The Handy Feeling
https://thehandy.com
A friend of mine heard about my recent visit to the hospital and recommended The Handy." Isn't it about time you gave up making your own cock-sucking robot." He asked." It's time to leave it to the professionals." I'm not one to give up on my dreams, but as I applied the prescribed ointment to my chafing burns, I thought he was probably right.
So I spent the morning researching TheHandy.com. The company makes a number of high-end masturbation products that it calls "the best sex toys ever." Of course, having worked in the sex industry, I'm used to every product, service and website being presented as the most revolutionary and amazing thing ever, so I wasn't surprised by such bold bragging. However, I had heard great things about this company, and it was time to buy some new toys. It seemed like a good time to buy a new toy.
Why The Handy will revolutionize masturbation.
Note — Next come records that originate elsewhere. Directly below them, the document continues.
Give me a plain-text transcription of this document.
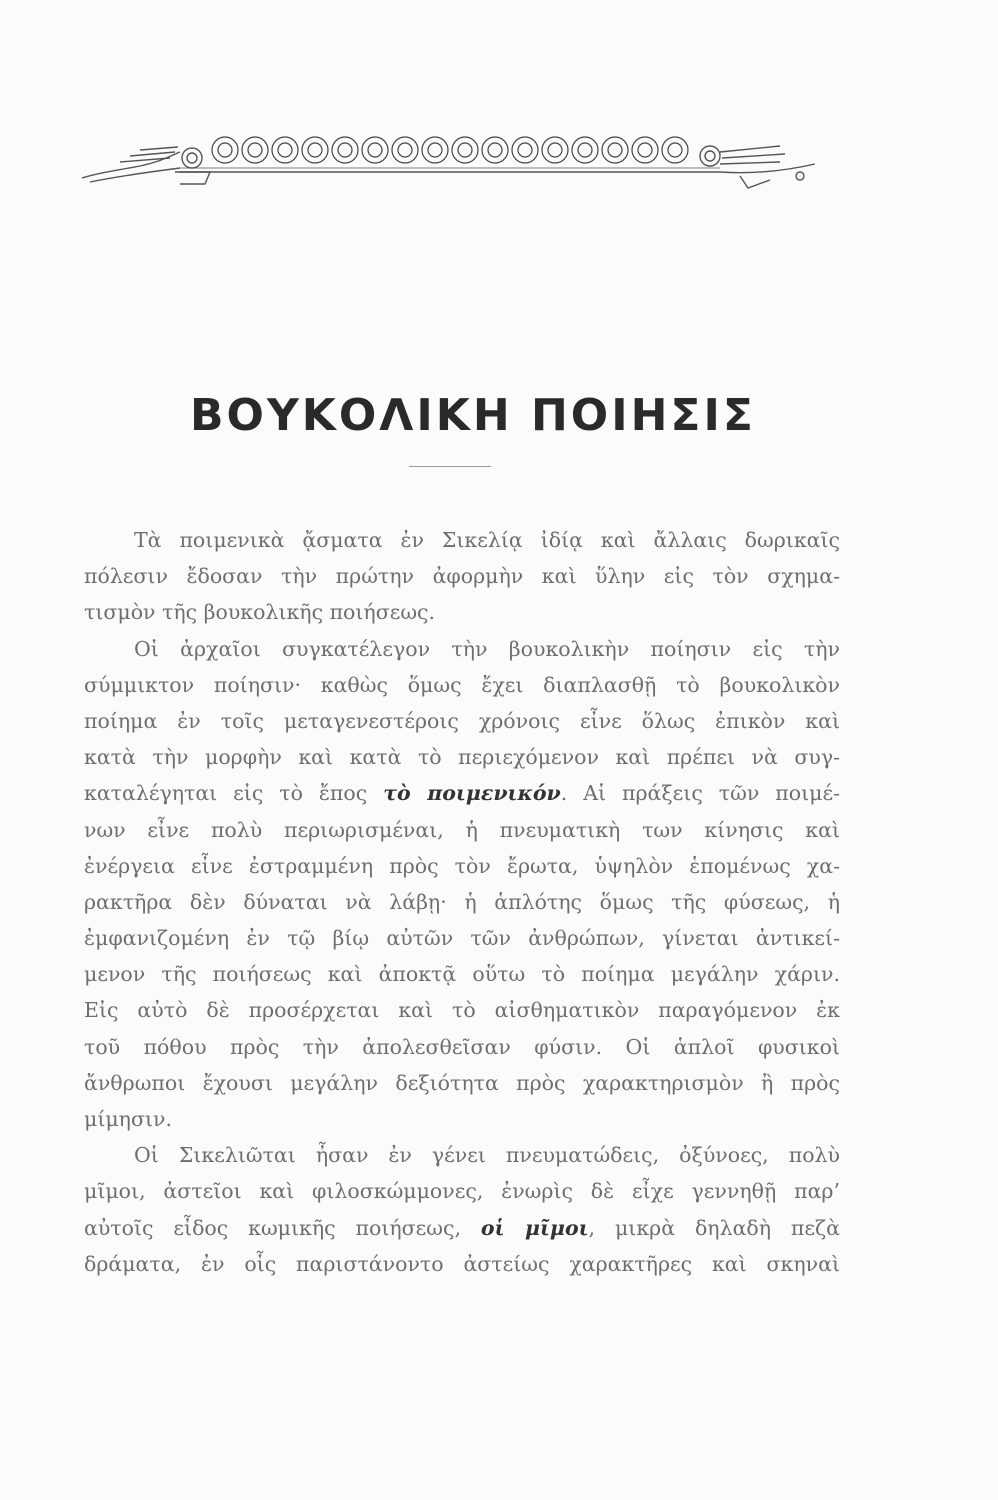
ΒΟΥΚΟΛΙΚΗ ΠΟΙΗΣΙΣ
Τὰ ποιμενικὰ ᾄσματα ἐν Σικελίᾳ ἰδίᾳ καὶ ἄλλαις δωρικαῖς
πόλεσιν ἔδοσαν τὴν πρώτην ἀφορμὴν καὶ ὕλην εἰς τὸν σχημα-
τισμὸν τῆς βουκολικῆς ποιήσεως.
Οἱ ἀρχαῖοι συγκατέλεγον τὴν βουκολικὴν ποίησιν εἰς τὴν
σύμμικτον ποίησιν· καθὼς ὅμως ἔχει διαπλασθῇ τὸ βουκολικὸν
ποίημα ἐν τοῖς μεταγενεστέροις χρόνοις εἶνε ὅλως ἐπικὸν καὶ
κατὰ τὴν μορφὴν καὶ κατὰ τὸ περιεχόμενον καὶ πρέπει νὰ συγ-
καταλέγηται εἰς τὸ ἔπος τὸ ποιμενικόν. Αἱ πράξεις τῶν ποιμέ-
νων εἶνε πολὺ περιωρισμέναι, ἡ πνευματικὴ των κίνησις καὶ
ἐνέργεια εἶνε ἐστραμμένη πρὸς τὸν ἔρωτα, ὑψηλὸν ἑπομένως χα-
ρακτῆρα δὲν δύναται νὰ λάβῃ· ἡ ἁπλότης ὅμως τῆς φύσεως, ἡ
ἐμφανιζομένη ἐν τῷ βίῳ αὐτῶν τῶν ἀνθρώπων, γίνεται ἀντικεί-
μενον τῆς ποιήσεως καὶ ἀποκτᾷ οὕτω τὸ ποίημα μεγάλην χάριν.
Εἰς αὐτὸ δὲ προσέρχεται καὶ τὸ αἰσθηματικὸν παραγόμενον ἐκ
τοῦ πόθου πρὸς τὴν ἀπολεσθεῖσαν φύσιν. Οἱ ἁπλοῖ φυσικοὶ
ἄνθρωποι ἔχουσι μεγάλην δεξιότητα πρὸς χαρακτηρισμὸν ἢ πρὸς
μίμησιν.
Οἱ Σικελιῶται ἦσαν ἐν γένει πνευματώδεις, ὀξύνοες, πολὺ
μῖμοι, ἀστεῖοι καὶ φιλοσκώμμονες, ἐνωρὶς δὲ εἶχε γεννηθῇ παρ’
αὐτοῖς εἶδος κωμικῆς ποιήσεως, οἱ μῖμοι, μικρὰ δηλαδὴ πεζὰ
δράματα, ἐν οἷς παριστάνοντο ἀστείως χαρακτῆρες καὶ σκηναὶ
TheHandy's landing page has a big headline, "Sex Toys Revolutionizing Masturbation," and the bragging continues. They go on to claim that it "comes with a guaranteed mind-blowing orgasm," suggesting that this is a reference to their two-week no-questions-asked return policy, which is a real rarity in the sex toy world.
Most of these companies, from high-end sex dolls to cheaper ones like Tenga, have a return policy that requires the product to be new and unused, but The Handy states that everything but the sleeve must be returned with the box. It says, "This product will probably be used in future demonstrations and should be functional. Just don't stick your dick in the demo. You will still have to pay for shipping and handling, as well as customs and clearance fees, which for an American would be about $25.
Why it's so expensive - TheHandy.com is still a trailblazer among American retailers, so for now it's operating in Oslo. That means if you're a Yankee, you'll have to wait 12 days to get your gadget. We know this will be an unbeatable price for those who want to splurge on something while the wife is away for the weekend. Some countries like Russia, Brazil and Malaysia do not currently have shipping, so check the FAQ if you live in another country.
I couldn't resist clicking on the link to TheHandy community on Reddit at the bottom of the screen. Usually when you check these corporate sex sab Reddits, they are often fucking ghost towns with a few uncommented posts from the company that created the sab. Here you have an active international online community of thousands of users. If you're willing to pay $60 for an expensive masturbation device, that's fine. If something goes wrong or you can't get it to work right, you can always ask these pervs.
Let's talk about automatic dickI love the feeling of having the Kiiroo gadget girth all over my dick, even if it is a little more expensive; Lovense has a device similar to the Kiiroo that usually retails for around $2,000, but I recently saw it on sale for $99. (Be sure to read our reviews of these two companies before you buy an expensive masturbator).
In the end, for most people it's a worthy investment and a great decision because these things are really subjective, one person's wet dream is another person's infernal nightmare of an insanely horny machine One of the most appealing things about TheHandy.com is the money-back guarantee I mentioned. Normally, if you try a self-prep and decide it's not right for you, you're out of luck, but here you're given real leeway to try it.
My recommendation about TheHandy.com - go to TheHandy.com, read the promotional article, watch the short video, and check out the user reviews on the site - there are one and two star reviews, so I don't think they're censoring themselves - I think they're just trying to make sure they do what they talk about.